第97回アカデミー賞国際長編映画賞のイラク代表作品『バグダッド・メッシ 片足のサッカー少年』(公開中、配給:Elles Films)から、「地雷原が舞台の『スタンド・バイ・ミー』」と話題の本編映像と新場面写真5点が公開された。
作品概要
本作は、リオネル・メッシに憧れるバグダッドのサッカー少年ハムディが、イラク戦争に翻弄されながら困難から立ち上がる姿を描く。爆撃で片足を失っても「サッカーへの想い」を胸に歩み続ける少年の姿は、希望さえも飲み込もうとする非情な現実の中で、人間が生き抜くことの真の意味を問いかける。
2015年にアカデミー賞短編実写部門の最終候補作品を長編映画化し、第97回アカデミー賞国際長編映画賞イラク代表に選出。各国の映画祭で最優秀賞を席巻し、主演のアフマド・モハメド・アブドラは第10回ドホーク国際映画祭で最優秀男優賞を受賞した。
主演の実体験
主演アフマド自身が、5歳の時にテロで片脚と最愛の父を失った過去を持つ。ハムディと同じくメッシへの憧れを胸に不屈の精神で立ち上がる姿は、演技を超えた痛切なリアリズムを体現している。
公開された本編映像
今回公開された映像では、4人の少年たちが地雷原に石を投げ込み、爆発の仕組みを確認する姿が映し出される。「石をたどれば、きっと大丈夫だ」という言葉に背中を押され、ハムディは松葉杖をつきながら一歩一歩、確実に大地を踏みしめていく。兵士の遺体から無事に武器を回収し、仲間の元へと引き返し始めたその時、「カチッ」と無情な音が響き渡り、ハムディは地雷を踏みつけてしまう。
見守っていた少年たちはすぐさま救出に向かい、爆風から身を守れるよう自分たちの衣服をハムディに着せ、身を隠すための穴を目の前に掘り始める。危険と隣り合わせの日常で身につけた生き抜く術と、時に衝突しながらも突如として発揮される子供たちの純粋な魂が描かれる、緊迫感に満ちた屈指の名シーンだ。
ストーリーと出演者
2009年、イラク戦争下のバグダッド。
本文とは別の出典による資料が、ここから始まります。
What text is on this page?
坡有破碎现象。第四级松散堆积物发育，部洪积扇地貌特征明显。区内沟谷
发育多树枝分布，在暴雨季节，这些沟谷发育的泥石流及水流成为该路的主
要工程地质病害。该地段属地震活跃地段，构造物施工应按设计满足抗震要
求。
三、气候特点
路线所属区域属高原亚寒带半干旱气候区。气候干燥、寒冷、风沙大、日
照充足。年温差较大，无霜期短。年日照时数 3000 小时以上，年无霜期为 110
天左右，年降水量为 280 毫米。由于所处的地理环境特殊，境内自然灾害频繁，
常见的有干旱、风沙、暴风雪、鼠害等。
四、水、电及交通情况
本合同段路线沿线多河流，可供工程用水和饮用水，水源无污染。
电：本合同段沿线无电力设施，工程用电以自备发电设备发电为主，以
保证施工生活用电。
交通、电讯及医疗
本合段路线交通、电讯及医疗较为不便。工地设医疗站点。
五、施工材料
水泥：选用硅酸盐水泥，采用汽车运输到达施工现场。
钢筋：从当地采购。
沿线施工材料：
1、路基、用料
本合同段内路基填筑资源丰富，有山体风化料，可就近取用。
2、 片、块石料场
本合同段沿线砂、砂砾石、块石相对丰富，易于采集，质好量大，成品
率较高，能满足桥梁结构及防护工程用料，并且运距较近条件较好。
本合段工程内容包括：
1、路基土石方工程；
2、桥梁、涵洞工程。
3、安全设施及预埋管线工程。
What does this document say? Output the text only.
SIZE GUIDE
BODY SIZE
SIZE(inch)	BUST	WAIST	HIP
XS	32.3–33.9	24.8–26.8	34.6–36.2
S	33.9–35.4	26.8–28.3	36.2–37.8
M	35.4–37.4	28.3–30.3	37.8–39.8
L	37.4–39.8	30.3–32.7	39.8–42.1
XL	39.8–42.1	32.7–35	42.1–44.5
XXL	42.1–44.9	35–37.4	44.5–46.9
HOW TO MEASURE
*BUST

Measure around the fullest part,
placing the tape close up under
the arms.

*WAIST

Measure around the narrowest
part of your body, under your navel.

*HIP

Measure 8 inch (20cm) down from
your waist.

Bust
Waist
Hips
メッシに憧れる11歳の少年ハムディは、仲間たちと泥だらけのサッカーボールを日々追いかけていた。しかし、一瞬の爆撃に巻き込まれ、目覚めると片足を失っていた。夢も自由も奪われ、さらにアメリカの警備会社で通訳をする父を憎む者に家を焼かれてしまった一家は辺境の村へ逃れる。片足を理由に地元のサッカーチームから拒絶され、何もかもが変わってしまった世界で居場所を見失うハムディだったが、閉ざされた少年の心を両親の愛が動かし、もう一度夢を見るために一本の足でも立ち上がろうとする。しかし、戦争という無慈悲な現実はなおも容赦なく彼らに襲いかかる。
出演者は、ハムディ役をアフマド・モハメド・アブドラ、サルワ役をザフラー・ガンドゥール、カディム役をアセール・アデルが務める。監督はサヒム・オマール・カリファ。